LONDON (AP) — Under normal circumstances, the Bank of England would be looking to cut interest rates. The economy is slowing and inflation is below target.
But these are no normal times in Britain, with a general election due Dec. 12 that will have profound implications for the economy, as it could shape Brexit’s outcome .
On Thursday, the Bank of England is widely predicted to keep its main interest rate at 0.75% despite the gloomy economic backdrop.
“The upcoming general election has added to the fog of political uncertainty already hanging over the U.K. economy because of Brexit,” said Kallum Pickering, senior economist at Berenberg.
“With economic momentum subdued, and no immediate inflation risks to contend with, expect the bank’s nine-member Monetary Policy Committee to keep policy on hold.”
Alongside its interest rate decision, the bank is also expected to lower its growth forecast for 2020 from its previous estimate of 1.3%, mainly due to concerns over Brexit.
Business investment has borne the brunt of Brexit uncertainty since the country voted in June 2016 to leave the European Union as executives have sought clarity over Britain’s future trading relationship with the EU.
Prime Minister Boris Johnson called the election in the hope of securing a majority in Parliament that would allow him to push through the withdrawal agreement he negotiated with the EU by Jan. 31, Britain’s new scheduled departure from the EU.

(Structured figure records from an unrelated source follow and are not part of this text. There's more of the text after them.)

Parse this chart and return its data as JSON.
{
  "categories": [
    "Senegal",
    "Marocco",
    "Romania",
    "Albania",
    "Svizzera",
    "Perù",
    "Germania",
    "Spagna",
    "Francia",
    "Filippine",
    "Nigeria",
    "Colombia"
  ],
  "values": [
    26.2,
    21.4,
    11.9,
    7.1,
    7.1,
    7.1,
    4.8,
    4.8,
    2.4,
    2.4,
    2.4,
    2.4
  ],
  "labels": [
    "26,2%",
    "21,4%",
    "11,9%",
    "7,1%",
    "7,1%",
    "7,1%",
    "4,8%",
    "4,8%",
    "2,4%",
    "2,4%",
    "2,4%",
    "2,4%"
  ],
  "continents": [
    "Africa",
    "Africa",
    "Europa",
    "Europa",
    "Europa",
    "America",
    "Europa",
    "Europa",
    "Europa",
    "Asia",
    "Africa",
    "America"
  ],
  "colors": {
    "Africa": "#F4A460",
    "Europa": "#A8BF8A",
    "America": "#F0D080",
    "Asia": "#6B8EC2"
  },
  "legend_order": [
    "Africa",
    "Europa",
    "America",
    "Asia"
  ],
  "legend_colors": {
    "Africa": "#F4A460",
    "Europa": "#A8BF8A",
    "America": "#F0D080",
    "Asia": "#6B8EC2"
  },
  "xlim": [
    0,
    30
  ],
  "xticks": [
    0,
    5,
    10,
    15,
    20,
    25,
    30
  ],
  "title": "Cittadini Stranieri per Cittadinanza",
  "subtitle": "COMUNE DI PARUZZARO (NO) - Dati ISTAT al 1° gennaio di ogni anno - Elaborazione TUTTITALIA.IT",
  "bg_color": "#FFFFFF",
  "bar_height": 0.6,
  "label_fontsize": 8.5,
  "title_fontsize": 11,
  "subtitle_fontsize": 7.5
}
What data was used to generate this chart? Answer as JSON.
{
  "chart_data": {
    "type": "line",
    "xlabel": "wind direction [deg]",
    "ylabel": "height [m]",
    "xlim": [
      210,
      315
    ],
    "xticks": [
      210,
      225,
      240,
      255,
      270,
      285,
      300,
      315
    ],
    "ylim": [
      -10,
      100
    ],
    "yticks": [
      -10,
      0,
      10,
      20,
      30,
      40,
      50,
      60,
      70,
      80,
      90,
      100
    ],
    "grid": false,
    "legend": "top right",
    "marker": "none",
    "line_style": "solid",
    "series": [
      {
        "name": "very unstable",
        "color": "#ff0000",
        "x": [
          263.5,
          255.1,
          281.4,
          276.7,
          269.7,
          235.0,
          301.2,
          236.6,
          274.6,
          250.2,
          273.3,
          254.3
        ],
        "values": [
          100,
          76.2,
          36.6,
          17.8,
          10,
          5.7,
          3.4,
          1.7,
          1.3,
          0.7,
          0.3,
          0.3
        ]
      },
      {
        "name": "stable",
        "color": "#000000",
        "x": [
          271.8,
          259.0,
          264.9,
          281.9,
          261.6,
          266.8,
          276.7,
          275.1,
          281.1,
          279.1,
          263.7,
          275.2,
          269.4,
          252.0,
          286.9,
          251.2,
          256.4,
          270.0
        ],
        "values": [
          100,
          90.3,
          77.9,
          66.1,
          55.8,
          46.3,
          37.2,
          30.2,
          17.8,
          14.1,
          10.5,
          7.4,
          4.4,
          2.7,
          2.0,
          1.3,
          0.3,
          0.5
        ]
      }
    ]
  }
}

He says “getting Brexit done” will unleash pent-up investment, stoking growth.
“Let’s make 2020 the year of investment and growth,” he said Wednesday outside his residence at No. 10 Downing Street as the general election formally got underway.
Bank of England Governor Mark Carney, who is due to step down early next year, has said that ratification of a Brexit deal would lead to a rebound in some investment. That would shore up growth and potentially lead to one or two quarter-point interest rate increases.
Not everyone is convinced, with Johnson’s opponents arguing for alternative courses, from scrapping Brexit to another referendum on membership.
They claim his Brexit deal will just lead to further acute uncertainty that will keep investment in check and potentially force the Bank of England to cut interest rates.
Michael Saunders, one of the nine members of the rate-setting panel, said in a speech in September that “persistently high uncertainty” could prompt the bank to lower rates.
Though ratification of Johnson’s deal soon after the election would pave the way for Britain to leave the EU by the end of January, attention would swiftly turn to the next stage of talks , on the future relationship between the EU and the U.K.
Under the terms of the withdrawal agreement, Britain will remain in the tariff-free European single market and customs union through 2020 even though it won’t have a say in making the rules. That transition period can be extended once by one or two years, but that must be done by the end of June.
Few experts think a trade deal can be forged in a few months — it took Canada seven years to complete its deal with the EU.
“This almost certainly won’t be long enough,” said ING economist James Smith.
As a result, Britain could end up leaving the EU’s single market and customs union at the end of next year, which most economists think could lead to a recession in Britain as tariffs and other impediments to trade start to bite.
“This uncertainty will keep a lid on investment,” said Smith.
The fog of Brexit doesn’t look likely to go away anytime soon.